A-acuto opened this issue · comments

Hi, at the moment, applying the FAMD method the categorical columns are preprocessed using OneHotEncoder from Sklearn library without any specification on how to handle unknown (so raising errors if new data is encountered).

I was wondering if there the interest of implementing some changes to allow to choose how the unknowns are handled (inherited from Sklearn) either "raising errors", "ignore" or "substitute".

Thanks for the really handy package!

Hey! So you would essentially like to control the handle_unknown parameter of the OneHotEncoder? The parameters I see there are {‘error’, ‘ignore’, ‘infrequent_if_exist’}, but not substitute.
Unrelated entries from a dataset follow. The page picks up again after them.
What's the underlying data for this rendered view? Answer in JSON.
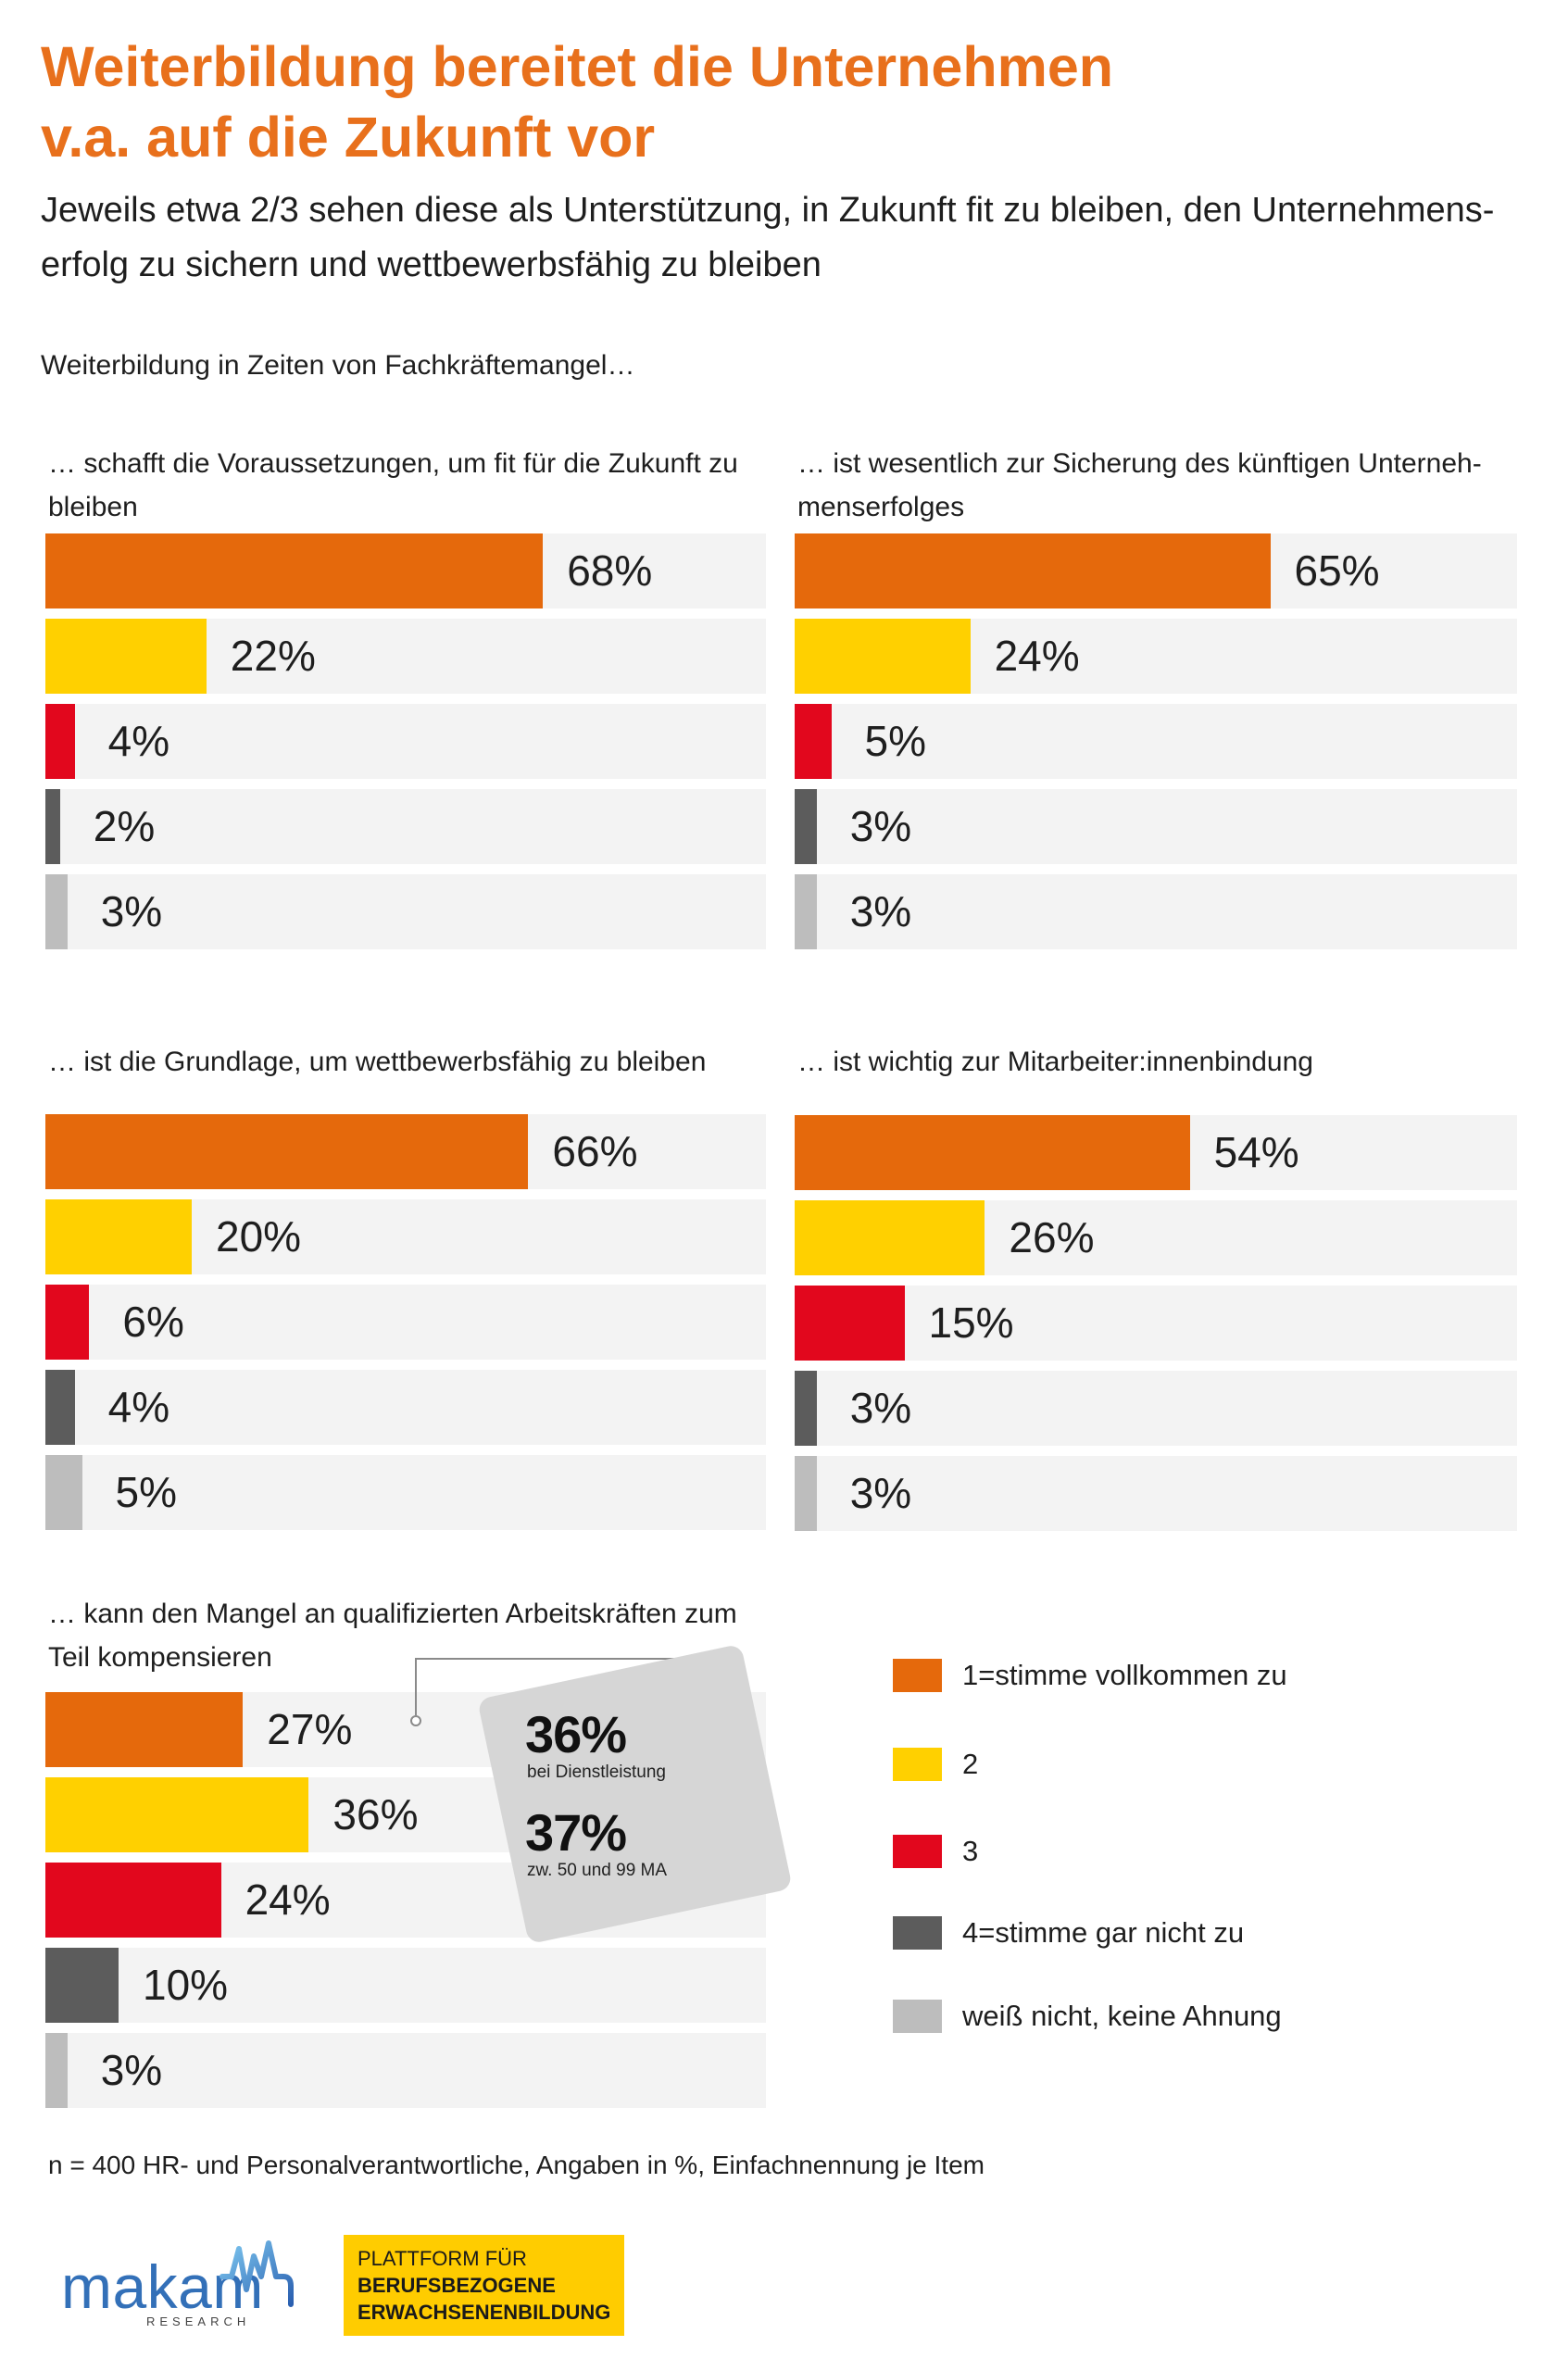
{
  "header": {
    "title_lines": [
      "Weiterbildung bereitet die Unternehmen",
      "v.a. auf die Zukunft vor"
    ],
    "subtitle_lines": [
      "Jeweils etwa 2/3 sehen diese als Unterstützung, in Zukunft fit zu bleiben, den Unternehmens-",
      "erfolg zu sichern und wettbewerbsfähig zu bleiben"
    ],
    "section_label": "Weiterbildung in Zeiten von Fachkräftemangel…",
    "title_color": "#E8701C"
  },
  "legend": {
    "items": [
      {
        "label": "1=stimme vollkommen zu",
        "color": "#E5690C"
      },
      {
        "label": "2",
        "color": "#FFD000"
      },
      {
        "label": "3",
        "color": "#E2071D"
      },
      {
        "label": "4=stimme gar nicht zu",
        "color": "#5C5C5C"
      },
      {
        "label": "weiß nicht, keine Ahnung",
        "color": "#BDBDBD"
      }
    ]
  },
  "chart_data": [
    {
      "type": "bar",
      "orientation": "horizontal",
      "title_lines": [
        "… schafft die Voraussetzungen, um fit für die Zukunft zu",
        "bleiben"
      ],
      "values": [
        68,
        22,
        4,
        2,
        3
      ],
      "unit": "%"
    },
    {
      "type": "bar",
      "orientation": "horizontal",
      "title_lines": [
        "… ist wesentlich zur Sicherung des künftigen Unterneh-",
        "menserfolges"
      ],
      "values": [
        65,
        24,
        5,
        3,
        3
      ],
      "unit": "%"
    },
    {
      "type": "bar",
      "orientation": "horizontal",
      "title_lines": [
        "… ist die Grundlage, um wettbewerbsfähig zu bleiben"
      ],
      "values": [
        66,
        20,
        6,
        4,
        5
      ],
      "unit": "%"
    },
    {
      "type": "bar",
      "orientation": "horizontal",
      "title_lines": [
        "… ist wichtig zur Mitarbeiter:innenbindung"
      ],
      "values": [
        54,
        26,
        15,
        3,
        3
      ],
      "unit": "%"
    },
    {
      "type": "bar",
      "orientation": "horizontal",
      "title_lines": [
        "… kann den Mangel an qualifizierten Arbeitskräften zum",
        "Teil kompensieren"
      ],
      "values": [
        27,
        36,
        24,
        10,
        3
      ],
      "unit": "%",
      "annotation": {
        "items": [
          {
            "value": "36%",
            "label": "bei Dienstleistung"
          },
          {
            "value": "37%",
            "label": "zw. 50 und 99 MA"
          }
        ]
      }
    }
  ],
  "footnote": "n = 400 HR- und Personalverantwortliche, Angaben in %, Einfachnennung je Item",
  "logos": {
    "makam": {
      "wordmark": "makam",
      "tagline": "RESEARCH",
      "color": "#3370B8"
    },
    "platform": {
      "lines": [
        "PLATTFORM FÜR",
        "BERUFSBEZOGENE",
        "ERWACHSENENBILDUNG"
      ],
      "background": "#FFCC00"
    }
  }
}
Yes, it would make it easier when dealing with continuous streaming of data with high dimensionality (so new values for certain variables are coming infrequently, so they raise errors and exit the computations).
I hope this is clear
Thanks

Ok I've added a handle_unknown parameter to FAMD, that will be fed to OneHotEncoder. It's available in version 0.10.4 :)

Hello! I would like to mention that it would be nice to include this parameter for MCE just as you did for FAMD since it uses encodes categorical features aswell. It will have to be rewritten a little since as I see it uses pd.get_dummies instead of OneHotEncoder. I wish I could fork and rewrite it by myself, but I don't have so much time at the moment :(

Hey @TalkativeGuy. Actually, for MCA, it's valid to pass columns and column values which were not seen before. Do you have an example/usecase in mind?